HB 1321 exempts “youth receiving home education” pursuant to the state’s homeschool law from sections IV, VI, and VIII of the state’s child labor law. These sections lay out the hours children may work. Children 15 and under are barred from working before 7 a.m. or after 9 p.m. in order to protect their sleep, and may work no more than three hours per school day, 23 hours per week during school weeks, and 48 hours per week during school vacations. Children ages 16 and 17 from may work no more than 30 hours per week during school weeks and 48 hours per week during school vacations (with no limits on when they can work). HB 1321 would exempt homeschooled children from these protections entirely.
“We understand that children who are homeschooled are often able to work different hours from other children,” said Coleman.
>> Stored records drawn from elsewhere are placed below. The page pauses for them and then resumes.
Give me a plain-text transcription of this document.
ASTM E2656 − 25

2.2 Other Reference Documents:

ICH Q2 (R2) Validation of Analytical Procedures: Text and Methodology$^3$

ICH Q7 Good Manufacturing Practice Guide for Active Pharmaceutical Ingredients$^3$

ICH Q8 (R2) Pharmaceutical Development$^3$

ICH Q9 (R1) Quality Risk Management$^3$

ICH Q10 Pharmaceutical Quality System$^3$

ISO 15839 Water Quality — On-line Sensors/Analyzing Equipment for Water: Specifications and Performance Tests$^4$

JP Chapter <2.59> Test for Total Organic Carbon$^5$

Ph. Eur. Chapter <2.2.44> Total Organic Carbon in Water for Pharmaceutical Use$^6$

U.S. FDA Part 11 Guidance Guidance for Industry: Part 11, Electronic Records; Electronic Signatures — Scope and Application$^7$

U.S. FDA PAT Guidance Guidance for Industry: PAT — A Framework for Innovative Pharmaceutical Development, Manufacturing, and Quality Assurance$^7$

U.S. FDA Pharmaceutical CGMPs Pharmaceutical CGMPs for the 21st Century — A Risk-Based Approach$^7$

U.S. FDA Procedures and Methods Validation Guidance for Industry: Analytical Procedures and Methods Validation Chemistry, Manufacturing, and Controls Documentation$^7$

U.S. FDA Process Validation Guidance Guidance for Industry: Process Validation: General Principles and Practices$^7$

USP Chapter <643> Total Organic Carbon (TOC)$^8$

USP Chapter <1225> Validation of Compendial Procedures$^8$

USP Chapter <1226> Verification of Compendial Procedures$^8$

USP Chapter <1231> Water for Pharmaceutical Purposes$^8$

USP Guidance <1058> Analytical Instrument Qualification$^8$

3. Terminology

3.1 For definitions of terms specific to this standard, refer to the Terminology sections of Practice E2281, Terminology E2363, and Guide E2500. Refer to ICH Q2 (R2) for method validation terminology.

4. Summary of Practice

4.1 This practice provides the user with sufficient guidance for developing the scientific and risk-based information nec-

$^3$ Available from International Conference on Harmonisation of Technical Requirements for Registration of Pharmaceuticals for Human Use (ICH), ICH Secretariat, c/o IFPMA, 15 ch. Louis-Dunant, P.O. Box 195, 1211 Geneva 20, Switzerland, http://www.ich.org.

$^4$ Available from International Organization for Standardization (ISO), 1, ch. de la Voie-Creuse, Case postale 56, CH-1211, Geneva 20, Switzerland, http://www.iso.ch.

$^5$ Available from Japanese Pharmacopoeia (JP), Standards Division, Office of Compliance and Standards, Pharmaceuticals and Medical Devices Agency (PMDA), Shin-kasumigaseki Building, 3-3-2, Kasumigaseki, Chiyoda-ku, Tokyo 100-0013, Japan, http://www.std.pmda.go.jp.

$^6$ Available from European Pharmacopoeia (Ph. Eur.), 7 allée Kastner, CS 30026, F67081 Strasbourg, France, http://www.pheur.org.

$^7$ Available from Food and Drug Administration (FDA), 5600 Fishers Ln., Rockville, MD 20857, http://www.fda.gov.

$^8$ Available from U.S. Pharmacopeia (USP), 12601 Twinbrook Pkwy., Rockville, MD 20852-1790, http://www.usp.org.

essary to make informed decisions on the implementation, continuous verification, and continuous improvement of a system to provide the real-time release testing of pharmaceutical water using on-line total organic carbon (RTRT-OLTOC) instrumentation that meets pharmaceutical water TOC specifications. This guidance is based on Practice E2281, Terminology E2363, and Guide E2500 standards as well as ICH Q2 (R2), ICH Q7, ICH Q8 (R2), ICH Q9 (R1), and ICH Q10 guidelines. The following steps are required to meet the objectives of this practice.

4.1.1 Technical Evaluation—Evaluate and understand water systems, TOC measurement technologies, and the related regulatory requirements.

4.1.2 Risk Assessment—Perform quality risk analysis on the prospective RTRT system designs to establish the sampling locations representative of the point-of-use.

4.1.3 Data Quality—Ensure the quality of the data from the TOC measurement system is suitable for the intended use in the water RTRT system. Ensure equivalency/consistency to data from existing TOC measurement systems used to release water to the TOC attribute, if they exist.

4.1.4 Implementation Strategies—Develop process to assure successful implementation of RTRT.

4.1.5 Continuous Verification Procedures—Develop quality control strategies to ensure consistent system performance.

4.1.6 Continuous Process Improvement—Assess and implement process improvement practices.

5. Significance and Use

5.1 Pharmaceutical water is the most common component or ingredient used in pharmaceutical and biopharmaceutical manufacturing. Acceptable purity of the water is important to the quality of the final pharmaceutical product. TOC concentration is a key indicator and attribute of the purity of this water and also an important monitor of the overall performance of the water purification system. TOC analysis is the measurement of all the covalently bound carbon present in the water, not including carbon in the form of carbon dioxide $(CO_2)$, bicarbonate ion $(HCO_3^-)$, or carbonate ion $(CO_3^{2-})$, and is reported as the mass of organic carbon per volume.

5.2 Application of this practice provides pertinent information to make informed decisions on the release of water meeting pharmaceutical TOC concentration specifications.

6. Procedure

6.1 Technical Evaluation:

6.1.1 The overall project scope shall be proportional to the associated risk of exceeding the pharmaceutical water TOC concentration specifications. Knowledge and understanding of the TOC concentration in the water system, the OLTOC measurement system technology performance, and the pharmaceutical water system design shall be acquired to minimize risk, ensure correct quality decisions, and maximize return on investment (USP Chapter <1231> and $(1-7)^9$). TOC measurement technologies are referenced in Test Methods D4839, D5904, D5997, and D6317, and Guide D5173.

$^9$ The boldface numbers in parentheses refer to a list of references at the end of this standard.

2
For homeschooled children ages 16 and 17, she noted, state law already allows for this flexibility. “This bill is not about acknowledging different school hours,” Coleman added. “HB 1321 would allow a child of 14, 15, or 16 to work full time, 40 hours per week or more, for the entire year, allowing little or no time for their education.”
CRHE is aware of multiple cases of child labor violations in homeschool settings, including teens required to work full time year round in farm labor, construction, or house-cleaning businesses. In numerous cases CRHE is familiar with, these children have not had adequate time to complete their studies, resulting in educational neglect that followed them long into adulthood, limiting their career options. Under HB 1321, such situations would not be child labor violations; instead, they would be legal.
HB 1321 would turn homeschooling from a child-centered educational option into a loophole from child labor protections, to the detriment of vulnerable teens. This is especially the case in a state like New Hampshire, where parents are not required to show evidence that they are providing their children an education. “If HB 1321 becomes law, there would be nothing in in the state’s statutes to prevent a parent from homeschooling solely so that they could require a child of fourteen or fifteen to work full time,” warned Coleman.
“Children who are homeschooled may receive their education at home, but they still need time to receive an education,” said Coleman. “We urge the lawmakers of New Hampshire not to exempt homeschooled children wholesale from the state’s child labor protections.”
The Coalition for Responsible Home Education is a national organization founded by homeschool alumni and dedicated to raising awareness of the need for homeschooling reform, providing public policy guidance, and advocating for responsible home education practices.